Вопрос о происхождении имел и другую, более сложную и проблемную сторону, связанную с национальной принадлежностью. В работе, посвященной теме польского происхождения Булгарина, А. И. Рейтблат отмечает, что в сформировавшейся к 1840‐м гг. репутации Булгарина, обреченного балансировать «между двумя народами, полуполяком-полурусским, оставаясь чужим и тем и другим», закрепились характерные черты: среди поляков – «ренегата и предателя польских интересов, а среди русских – проводника польского влияния или в лучшем случае человека, не знающего и не любящего Россию»29. Попытка научно осмыслить эволюцию многосоставной (польско-литвинской и российско-имперской) идентичности Булгарина предпринята в работах белорусского исследователя А. И. Федуты и польского историка П. Глушковского30, которые убедительно показали, что взгляды Булгарина на положение Польши и роль поляков в российской империи были устойчивы; будучи литвином, а не «короняжем» по своей идентичности, Булгарин «боролся за Польшу во время наполеоновских войн, популяризировал польскую культуру в России и даже пытался жить “по-польски” в своем лифляндском имении. Однако его польскость не исключала других идентичностей. С детства он был подданным Российской империи, которую также считал своим отечеством»31.

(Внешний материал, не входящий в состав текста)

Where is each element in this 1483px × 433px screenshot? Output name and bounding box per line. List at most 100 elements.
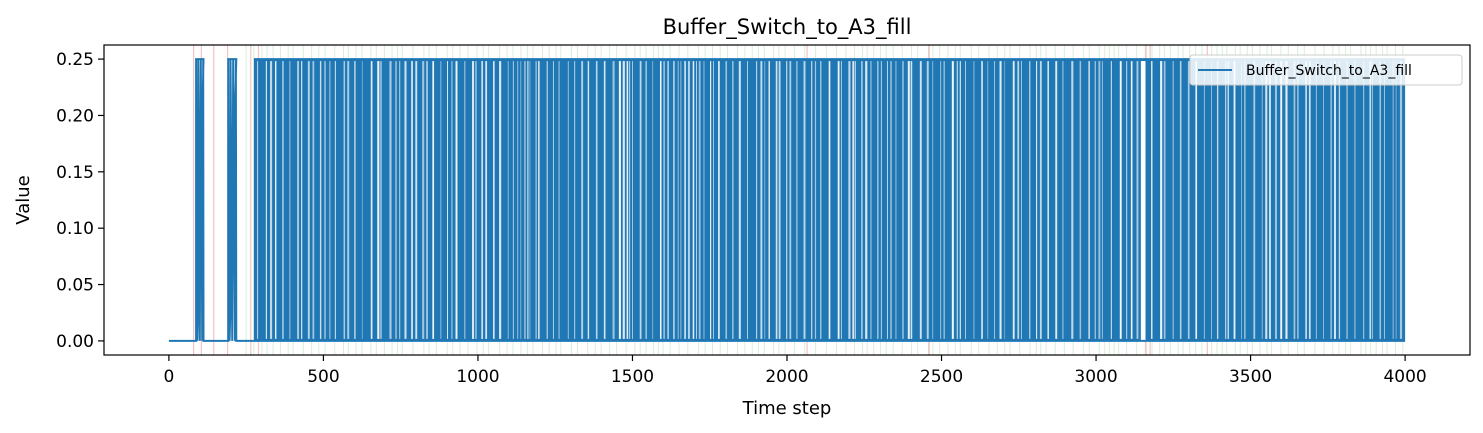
series-gap bbox=[389, 61, 392, 339]
series-gap bbox=[887, 61, 888, 339]
series-gap bbox=[1216, 61, 1219, 339]
series-gap bbox=[1017, 61, 1020, 339]
series-gap bbox=[1151, 61, 1153, 339]
series-gap bbox=[673, 61, 675, 339]
series-gap bbox=[297, 61, 300, 339]
series-gap bbox=[1098, 61, 1101, 339]
series-gap bbox=[895, 61, 897, 339]
series-gap bbox=[1395, 61, 1397, 339]
series-gap bbox=[710, 61, 712, 339]
series-gap bbox=[1399, 61, 1403, 339]
series-gap bbox=[603, 61, 606, 339]
y-axis-label: Value bbox=[13, 175, 34, 224]
x-tick-label: 2500 bbox=[920, 367, 963, 387]
series-gap bbox=[1062, 61, 1064, 339]
series-gap bbox=[626, 61, 629, 339]
series-gap bbox=[1047, 61, 1049, 339]
series-gap bbox=[399, 61, 401, 339]
series-gap bbox=[956, 61, 959, 339]
x-tick-label: 500 bbox=[307, 367, 339, 387]
series-gap bbox=[1163, 61, 1166, 339]
series-gap bbox=[684, 61, 686, 339]
series-gap bbox=[1055, 61, 1058, 339]
series-gap bbox=[343, 61, 346, 339]
series-gap bbox=[1036, 61, 1038, 339]
series-gap bbox=[485, 61, 488, 339]
series-gap bbox=[415, 61, 418, 339]
y-tick-label: 0.05 bbox=[56, 276, 94, 296]
series-gap bbox=[677, 61, 679, 339]
series-gap bbox=[725, 61, 728, 339]
series-gap bbox=[1330, 61, 1332, 339]
series-gap bbox=[256, 61, 259, 339]
series-gap bbox=[1210, 61, 1212, 339]
series-gap bbox=[692, 61, 695, 339]
series-gap bbox=[520, 61, 522, 339]
x-tick-label: 1500 bbox=[611, 367, 654, 387]
series-gap bbox=[877, 61, 879, 339]
series-gap bbox=[764, 61, 766, 339]
series-gap bbox=[324, 61, 326, 339]
series-gap-wide bbox=[1140, 61, 1146, 341]
series-gap bbox=[512, 61, 514, 339]
series-gap bbox=[926, 61, 929, 339]
series-gap bbox=[475, 61, 477, 339]
series-gap bbox=[1094, 61, 1096, 339]
series-gap bbox=[411, 61, 413, 339]
series-gap bbox=[289, 61, 291, 339]
series-gap bbox=[1012, 61, 1015, 339]
series-gap bbox=[1126, 61, 1128, 339]
chart-title: Buffer_Switch_to_A3_fill bbox=[663, 15, 912, 40]
series-gap bbox=[1244, 61, 1246, 339]
series-gap bbox=[451, 61, 453, 339]
series-gap bbox=[811, 61, 813, 339]
series-gap bbox=[354, 61, 356, 339]
series-line-group bbox=[168, 58, 1406, 342]
series-gap bbox=[1261, 61, 1263, 339]
series-gap bbox=[527, 61, 529, 339]
series-gap bbox=[1392, 61, 1394, 339]
series-gap bbox=[890, 61, 892, 339]
series-gap bbox=[1203, 61, 1205, 339]
series-gap bbox=[951, 61, 954, 339]
series-gap bbox=[652, 61, 654, 339]
series-gap bbox=[663, 61, 665, 339]
series-gap bbox=[524, 61, 526, 339]
series-gap bbox=[1265, 61, 1268, 339]
series-gap bbox=[307, 61, 310, 339]
series-gap bbox=[538, 61, 540, 339]
x-axis-label: Time step bbox=[742, 398, 832, 419]
y-tick-label: 0.15 bbox=[56, 163, 94, 183]
x-axis-ticks: 0 500 1000 1500 2000 2500 3000 3500 4000 bbox=[163, 355, 1427, 387]
series-gap bbox=[1305, 61, 1307, 339]
y-tick-label: 0.25 bbox=[56, 50, 94, 70]
series-gap bbox=[870, 61, 872, 339]
series-gap bbox=[880, 61, 882, 339]
series-gap bbox=[1130, 61, 1133, 339]
series-gap bbox=[426, 61, 428, 339]
series-gap bbox=[517, 61, 519, 339]
series-gap bbox=[1227, 61, 1229, 339]
series-gap bbox=[713, 61, 714, 339]
series-gap bbox=[789, 61, 792, 339]
series-gap bbox=[380, 61, 382, 339]
series-gap bbox=[987, 61, 989, 339]
series-gap bbox=[1354, 61, 1356, 339]
series-gap bbox=[546, 61, 548, 339]
series-gap bbox=[852, 61, 855, 339]
series-gap bbox=[756, 61, 758, 339]
series-gap bbox=[1323, 61, 1324, 339]
series-gap bbox=[959, 61, 961, 339]
series-gap bbox=[395, 61, 397, 339]
series-gap bbox=[269, 61, 273, 339]
x-tick-label: 4000 bbox=[1383, 367, 1426, 387]
series-gap bbox=[1179, 61, 1182, 339]
series-gap bbox=[1172, 61, 1174, 339]
series-gap bbox=[840, 61, 842, 339]
series-gap bbox=[1119, 61, 1122, 339]
series-gap bbox=[902, 61, 904, 339]
series-gap bbox=[703, 61, 705, 339]
series-gap bbox=[1274, 61, 1277, 339]
series-gap bbox=[1269, 61, 1271, 339]
legend-label: Buffer_Switch_to_A3_fill bbox=[1246, 63, 1412, 79]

Симптоматично, что, начав работу над «Воспоминаниями», Булгарин посчитал необходимым обосновать свою идентичность публично. В статье под названием «Русские письма» он предложил свой взгляд на славянское племя «русь, или русины», потомком которого себя считал32. Указав, что принадлежит к одной из древнейших («боярских») фамилий литовско-белорусского дворянства, которое до XVII в. «до такой степени привязано было к своей православной вере и к своему языку руському, что никоим образом не хотело смешиваться с поляками, и польское правительство в публичных актах называло всегда тамошнее дворянство не иначе, как русская шляхта», он представил в доказательство два фамильных документа XVI в. из Литовской метрики. Эта точка зрения на историю Великого княжества Литовского была для Булгарина принципиальной. Государство, жители которого «называли себя русинами и страну свою Русью», как полагал Булгарин, «всегда имело противоположное с Польшею политическое стремление». Реализацией таких же стремлений представляется ему создание централизованного Московского государства: «Иоанн III предупредил то, что противу Восточной России замышляли литовские князья: уничтожил все уделы в Великой России, свергнул татарское иго и основал Русское Царство из областей Великой России, оставив своим потомкам права на присоединение Малой России к основанному им Царству, что и исполнилось постепенно. Нынешняя Малая Россия присоединена к Великой России в XVII веке, а Русь Литовская в исходе XVIII века»33. Вот почему тогда же Булгарин писал о Суворове, разгромившем польских повстанцев, что ему «принадлежит вся честь и слава этой войны, вследствие которой присоединено к России ее древнее достояние – Белоруссия!»34

Таковы были к моменту создания «Воспоминаний» публично декларируемые взгляды Булгарина на свою идентичность в большом историческом времени, положенные им в основание мемуаров.

3

Очевидное для мемуариста стремление запечатлеть уходящую эпоху, вписав себя в нее не только как свидетеля, но и как участника событий, потребовало от Булгарина решения сложной художественной задачи, осваиваваемой тогда русской литературой, – сопряжения в повествовании биографического и исторического начал. Эта цель дает о себе знать в компоновке материала, сочетающего мемуарное повествование, основанное на личном опыте, с очерково-историческим, и в композиционном членении – четком соотнесении этапов личной судьбы с историческими вехами. Год рождения героя «ознаменован началом переворота, ниспровергнувшего древнюю французскую монархию <…> изменившего вид и внутреннее устройство не только Европы, но и Америки» (с. 51), первая часть завершается превращением Тадеуша в кадета Фаддея и смертью императора Павла I; в финале второй Россия вступает в войну в составе очередной антинаполеоновской коалиции, и герой, ставший уланским офицером, отправляется в свой первый военный поход; манифестом, объявляющим войну Швеции, заканчивается третья часть, и Финляндская кампания, в которой участвует Булгарин, становится содержанием следующих частей. Любопытно, что крушению военной карьеры героя в последней части предшествует глава, рассказывающая о реформах в России и деятельности М. М. Сперанского, пережившего несправедливые гонения, композиционно рифмуя испытания, выпавшие на долю мемуариста и государственного деятеля.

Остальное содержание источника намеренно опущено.